McCoy laid a hand on his arm. She was very close. "I hope we'll work together sometime. In the meantime, I'll look for your book."
Gadsby laid his fork across his plate and launched into the story of Miss Eva Lightbody, who, as a twelve-year-old child had been cast by her father into the fleshy arms of the indominatable Molly Brown, who reached out to catch her from an underpopulated lifeboat. Lightbody had tucked her diary, more precious than any doll, into the bodice of her pinafore, and as Molly manned the oars, the girl had written down her sensations as she watched the huge ship heave up and slide into the waves, dragging her father with it. Protected under the wing of Molly Brown, rescued and returned home to Brighton, Lightbody eventually became warden of the women's hall at Tichburne, the very building which was now Wickham Hall. There she had lived a quiet spinster's life, eventually sharing a room with her maiden friend Lola Palazzo, a teacher who had fled fascist Italy rather than swear a mandatory oath of allegiance to Il Duce. Here, Gasbdy stopped for a moment and looked meaningfully at Emma. Yes, yes, she thought, so they were lesbians; get on with it. In 1941, the Tichburne campus had been heavily shelled, a one-ton bomb falling near Wickham Hall that had swayed the buildng, blown its wooden doors off and shattered every window for ten blocks. Under these perilous conditions, Eva and Lola had gone round the neighborhood to aid the wounded and merely frightened. But they had been separated and poor Lola, shepherding a wounded child to safety, had been brained by the falling bronze arm from a statue of King Edward VIII, that bloody Nazi sympathizer, astride his horse. After the tragedy, Eva Lightbody had gone into retirement, but had donated her childhood diary to the university archive.

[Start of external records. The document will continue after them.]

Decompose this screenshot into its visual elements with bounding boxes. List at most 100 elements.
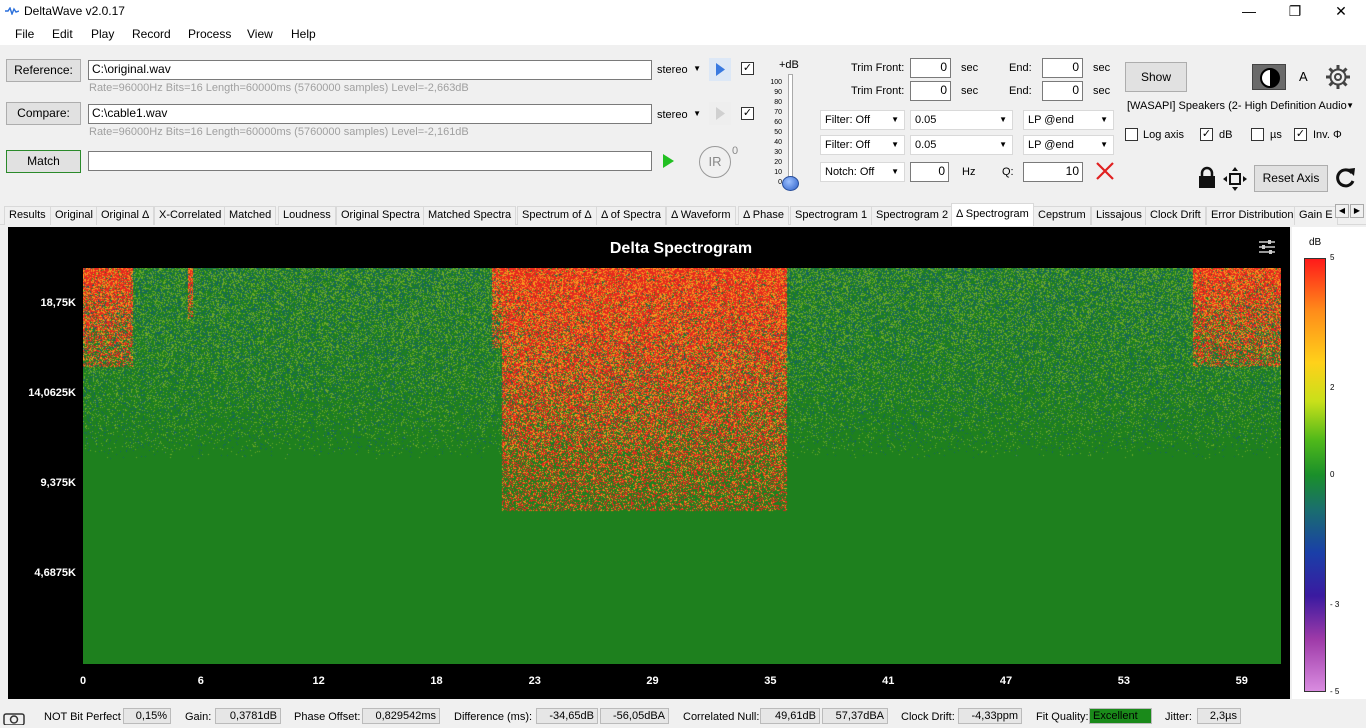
tab-item[interactable]: Original Spectra bbox=[336, 206, 425, 225]
menu-play[interactable]: Play bbox=[91, 27, 114, 41]
invert-phase-label: Inv. Φ bbox=[1313, 129, 1342, 141]
compare-checkbox[interactable]: ✓ bbox=[741, 107, 754, 120]
tab-item[interactable]: Results bbox=[4, 206, 51, 225]
volume-slider-thumb[interactable] bbox=[782, 176, 799, 191]
compare-path-input[interactable]: C:\cable1.wav bbox=[88, 104, 652, 124]
tab-scroll-left-button[interactable]: ◀ bbox=[1335, 204, 1349, 218]
tab-item[interactable]: Matched Spectra bbox=[423, 206, 517, 225]
volume-track[interactable] bbox=[788, 74, 793, 186]
tab-item[interactable]: Loudness bbox=[278, 206, 336, 225]
play-compare-button[interactable] bbox=[709, 102, 731, 125]
match-button[interactable]: Match bbox=[6, 150, 81, 173]
play-reference-button[interactable] bbox=[709, 58, 731, 81]
y-tick-label: 18,75K bbox=[40, 297, 76, 309]
restore-icon[interactable]: ❐ bbox=[1272, 0, 1318, 23]
title-bar: DeltaWave v2.0.17 — ❐ ✕ bbox=[0, 0, 1366, 23]
correlated-null-label: Correlated Null: bbox=[683, 711, 760, 723]
menu-process[interactable]: Process bbox=[188, 27, 231, 41]
tab-item[interactable]: X-Correlated bbox=[154, 206, 227, 225]
trim-front-input[interactable]: 0 bbox=[910, 81, 951, 101]
notch-q-input[interactable]: 10 bbox=[1023, 162, 1083, 182]
x-tick-label: 12 bbox=[312, 675, 325, 687]
invert-phase-checkbox[interactable]: ✓ bbox=[1294, 128, 1307, 141]
menu-help[interactable]: Help bbox=[291, 27, 316, 41]
menu-view[interactable]: View bbox=[247, 27, 273, 41]
tab-item[interactable]: Error Distribution bbox=[1206, 206, 1299, 225]
x-tick-label: 0 bbox=[79, 675, 87, 687]
filter-1-value-select[interactable]: 0.05 ▼ bbox=[910, 110, 1013, 130]
db-checkbox[interactable]: ✓ bbox=[1200, 128, 1213, 141]
trim-end-unit: sec bbox=[1093, 62, 1111, 74]
chevron-down-icon: ▼ bbox=[999, 115, 1007, 124]
output-device-select[interactable]: [WASAPI] Speakers (2- High Definition Au… bbox=[1123, 97, 1356, 117]
tab-scroll-right-button[interactable]: ▶ bbox=[1350, 204, 1364, 218]
reference-button[interactable]: Reference: bbox=[6, 59, 81, 82]
filter-1-mode-value: LP @end bbox=[1028, 114, 1074, 126]
plot-options-button[interactable] bbox=[1258, 239, 1276, 255]
ir-label: IR bbox=[708, 154, 722, 169]
tab-item[interactable]: Matched bbox=[224, 206, 277, 225]
trim-end-input[interactable]: 0 bbox=[1042, 81, 1083, 101]
tab-item[interactable]: Spectrogram 2 bbox=[871, 206, 954, 225]
reset-axis-button[interactable]: Reset Axis bbox=[1254, 165, 1328, 192]
trim-front-input[interactable]: 0 bbox=[910, 58, 951, 78]
phase-offset-value: 0,829542ms bbox=[362, 708, 440, 724]
settings-button[interactable] bbox=[1325, 64, 1351, 90]
volume-label: +dB bbox=[779, 59, 799, 71]
menu-record[interactable]: Record bbox=[132, 27, 171, 41]
filter-1-type-select[interactable]: Filter: Off ▼ bbox=[820, 110, 905, 130]
compare-button[interactable]: Compare: bbox=[6, 102, 81, 125]
tab-item[interactable]: Spectrum of Δ bbox=[517, 206, 597, 225]
lock-axis-button[interactable] bbox=[1196, 166, 1218, 190]
menu-edit[interactable]: Edit bbox=[52, 27, 73, 41]
show-button[interactable]: Show bbox=[1125, 62, 1187, 92]
heatmap-area[interactable] bbox=[83, 268, 1281, 664]
tab-item[interactable]: Original bbox=[50, 206, 98, 225]
notch-frequency-input[interactable]: 0 bbox=[910, 162, 949, 182]
ir-button[interactable]: IR bbox=[699, 146, 731, 178]
font-size-button[interactable]: A bbox=[1299, 69, 1308, 84]
reference-checkbox[interactable]: ✓ bbox=[741, 62, 754, 75]
notch-unit: Hz bbox=[962, 166, 976, 178]
tab-item[interactable]: Spectrogram 1 bbox=[790, 206, 873, 225]
trim-end-input[interactable]: 0 bbox=[1042, 58, 1083, 78]
tab-item[interactable]: Δ of Spectra bbox=[596, 206, 666, 225]
log-axis-checkbox[interactable] bbox=[1125, 128, 1138, 141]
tab-item[interactable]: Original Δ bbox=[96, 206, 155, 225]
y-tick-label: 14,0625K bbox=[28, 387, 76, 399]
refresh-button[interactable] bbox=[1333, 165, 1358, 191]
tab-item[interactable]: Δ Spectrogram bbox=[951, 203, 1034, 226]
filter-2-mode-select[interactable]: LP @end ▼ bbox=[1023, 135, 1114, 155]
run-match-button[interactable] bbox=[659, 150, 679, 172]
filter-2-value-select[interactable]: 0.05 ▼ bbox=[910, 135, 1013, 155]
tab-item[interactable]: Gain E bbox=[1294, 206, 1338, 225]
us-checkbox[interactable] bbox=[1251, 128, 1264, 141]
gear-icon bbox=[1326, 65, 1350, 89]
notch-type-select[interactable]: Notch: Off ▼ bbox=[820, 162, 905, 182]
filter-1-mode-select[interactable]: LP @end ▼ bbox=[1023, 110, 1114, 130]
compare-channel-select[interactable]: stereo ▼ bbox=[657, 109, 705, 121]
fit-quality-label: Fit Quality: bbox=[1036, 711, 1089, 723]
tab-item[interactable]: Δ Phase bbox=[738, 206, 789, 225]
tab-item[interactable]: Δ Waveform bbox=[666, 206, 736, 225]
filter-2-type-select[interactable]: Filter: Off ▼ bbox=[820, 135, 905, 155]
camera-icon[interactable] bbox=[2, 709, 26, 726]
lock-icon bbox=[1199, 166, 1215, 188]
reference-path-input[interactable]: C:\original.wav bbox=[88, 60, 652, 80]
tab-item[interactable]: Clock Drift bbox=[1145, 206, 1206, 225]
volume-tick: 70 bbox=[774, 109, 782, 116]
menu-file[interactable]: File bbox=[15, 27, 34, 41]
reference-info: Rate=96000Hz Bits=16 Length=60000ms (576… bbox=[89, 82, 469, 94]
tab-item[interactable]: Cepstrum bbox=[1033, 206, 1091, 225]
minimize-icon[interactable]: — bbox=[1226, 0, 1272, 23]
close-icon[interactable]: ✕ bbox=[1318, 0, 1364, 23]
volume-tick: 40 bbox=[774, 139, 782, 146]
theme-toggle-button[interactable] bbox=[1252, 64, 1286, 90]
reference-channel-select[interactable]: stereo ▼ bbox=[657, 64, 705, 76]
refresh-icon bbox=[1336, 168, 1355, 188]
filter-1-value: 0.05 bbox=[915, 114, 937, 126]
tab-item[interactable]: Lissajous bbox=[1091, 206, 1147, 225]
pan-button[interactable] bbox=[1222, 166, 1248, 192]
close-icon bbox=[1096, 162, 1114, 180]
clear-notch-button[interactable] bbox=[1095, 161, 1115, 181]
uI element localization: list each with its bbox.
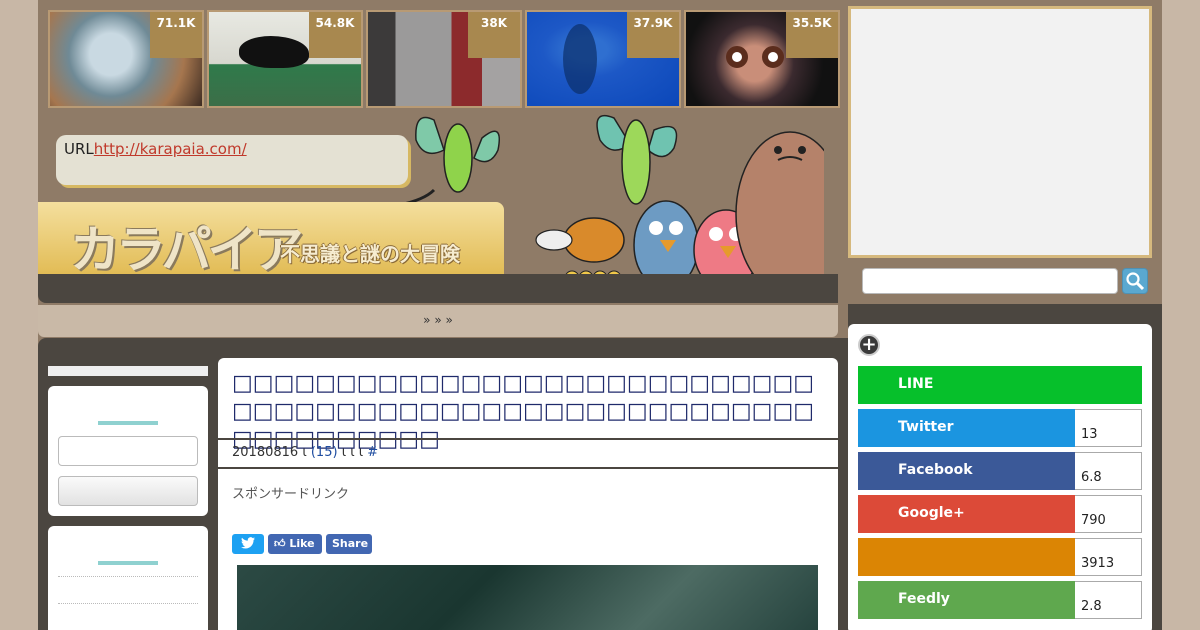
thumbs-up-icon: 👍︎: [274, 537, 286, 550]
view-count-badge: 35.5K: [786, 12, 838, 58]
left-sidebar-strip: [48, 366, 208, 376]
twitter-bird-icon: [241, 537, 255, 549]
article-date: 20180816: [232, 445, 299, 460]
site-url-link[interactable]: http://karapaia.com/: [94, 140, 247, 158]
url-bubble: URLhttp://karapaia.com/: [56, 135, 408, 185]
tweet-button[interactable]: [232, 534, 264, 554]
list-divider: [58, 576, 198, 577]
popular-thumbnails: 71.1K 54.8K 38K 37.9K 35.5K: [48, 10, 840, 108]
share-feedly[interactable]: Feedly 2.8: [858, 581, 1142, 619]
share-hatena-label: [858, 538, 1075, 576]
header-bar: [38, 274, 838, 303]
share-feedly-label: Feedly: [858, 581, 1075, 619]
site-tagline: 不思議と謎の大冒険: [280, 242, 460, 266]
thumbnail-1[interactable]: 71.1K: [48, 10, 204, 108]
meta-divider: [218, 438, 838, 440]
share-line[interactable]: LINE: [858, 366, 1142, 404]
search-input[interactable]: [862, 268, 1118, 294]
share-twitter-count: 13: [1075, 409, 1142, 447]
share-twitter-label: Twitter: [858, 409, 1075, 447]
list-divider: [58, 603, 198, 604]
view-count-badge: 37.9K: [627, 12, 679, 58]
share-hatena-count: 3913: [1075, 538, 1142, 576]
crow-shape: [239, 36, 309, 68]
view-count-badge: 54.8K: [309, 12, 361, 58]
thumbnail-2[interactable]: 54.8K: [207, 10, 363, 108]
thumbnail-3[interactable]: 38K: [366, 10, 522, 108]
facebook-like-button[interactable]: 👍︎ Like: [268, 534, 322, 554]
logo-banner[interactable]: カラパイア 不思議と謎の大冒険: [38, 202, 504, 279]
article-title[interactable]: □□□□□□□□□□□□□□□□□□□□□□□□□□□□□□□□□□□□□□□□…: [232, 370, 822, 454]
article-photo: [237, 565, 818, 630]
plus-icon[interactable]: +: [858, 334, 880, 356]
share-hatena[interactable]: 3913: [858, 538, 1142, 576]
search-icon: [1126, 272, 1145, 291]
thumbnail-5[interactable]: 35.5K: [684, 10, 840, 108]
article-meta: 20180816 ι (15) ι ι ι #: [232, 445, 378, 460]
share-facebook-count: 6.8: [1075, 452, 1142, 490]
comment-count-link[interactable]: (15): [311, 445, 338, 460]
sponsored-link-label: スポンサードリンク: [232, 487, 350, 502]
eye-shape: [726, 46, 748, 68]
share-panel: + LINE Twitter 13 Facebook 6.8 Google+ 7…: [848, 324, 1152, 630]
butterfly-mascot-left: [398, 116, 500, 207]
share-facebook-label: Facebook: [858, 452, 1075, 490]
share-twitter[interactable]: Twitter 13: [858, 409, 1142, 447]
share-feedly-count: 2.8: [1075, 581, 1142, 619]
ad-placeholder: [848, 6, 1152, 258]
page: 71.1K 54.8K 38K 37.9K 35.5K URLhttp://ka…: [38, 0, 1162, 630]
view-count-badge: 38K: [468, 12, 520, 58]
share-google-label: Google+: [858, 495, 1075, 533]
search-area: [848, 258, 1162, 304]
eye-shape: [762, 46, 784, 68]
share-google-plus[interactable]: Google+ 790: [858, 495, 1142, 533]
meta-divider: [218, 467, 838, 469]
permalink-hash[interactable]: #: [367, 445, 378, 460]
widget-heading-bar: [98, 561, 158, 565]
thumbnail-4[interactable]: 37.9K: [525, 10, 681, 108]
category-links[interactable]: ι ι ι: [342, 445, 363, 460]
butterfly-mascot-center: [596, 114, 678, 205]
site-logo: カラパイア: [70, 220, 303, 279]
url-prefix: URL: [64, 140, 94, 158]
share-facebook[interactable]: Facebook 6.8: [858, 452, 1142, 490]
article-card: □□□□□□□□□□□□□□□□□□□□□□□□□□□□□□□□□□□□□□□□…: [218, 358, 838, 630]
sidebar-search-button[interactable]: [58, 476, 198, 506]
share-google-count: 790: [1075, 495, 1142, 533]
view-count-badge: 71.1K: [150, 12, 202, 58]
meta-separator: ι: [302, 445, 307, 460]
facebook-share-button[interactable]: Share: [326, 534, 372, 554]
like-label: Like: [289, 537, 315, 550]
share-label: Share: [332, 537, 369, 550]
left-list-widget: [48, 526, 208, 630]
sidebar-search-input[interactable]: [58, 436, 198, 466]
left-search-widget: [48, 386, 208, 516]
share-line-label: LINE: [858, 366, 1142, 404]
breadcrumb: » » »: [38, 305, 838, 337]
widget-heading-bar: [98, 421, 158, 425]
search-button[interactable]: [1122, 268, 1148, 294]
diver-shape: [563, 24, 597, 94]
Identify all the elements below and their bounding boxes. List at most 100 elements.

"Wow," said Emma, like a typical idiot American. With a story like that, she now found Gadsby quite tolerable. Tragedy, disaster, and survival: these were the elements of life she loved. Not that she had ever experienced these things herself, having grown up in a remote Cleveland suburb and attended Catholic school where she was continually admonished to be quiet and cross her legs. These disciplinary efforts had only inflamed her desire to be noisy and uncross her legs, fueled by images of virgin saints put on the rack and boiled in oil.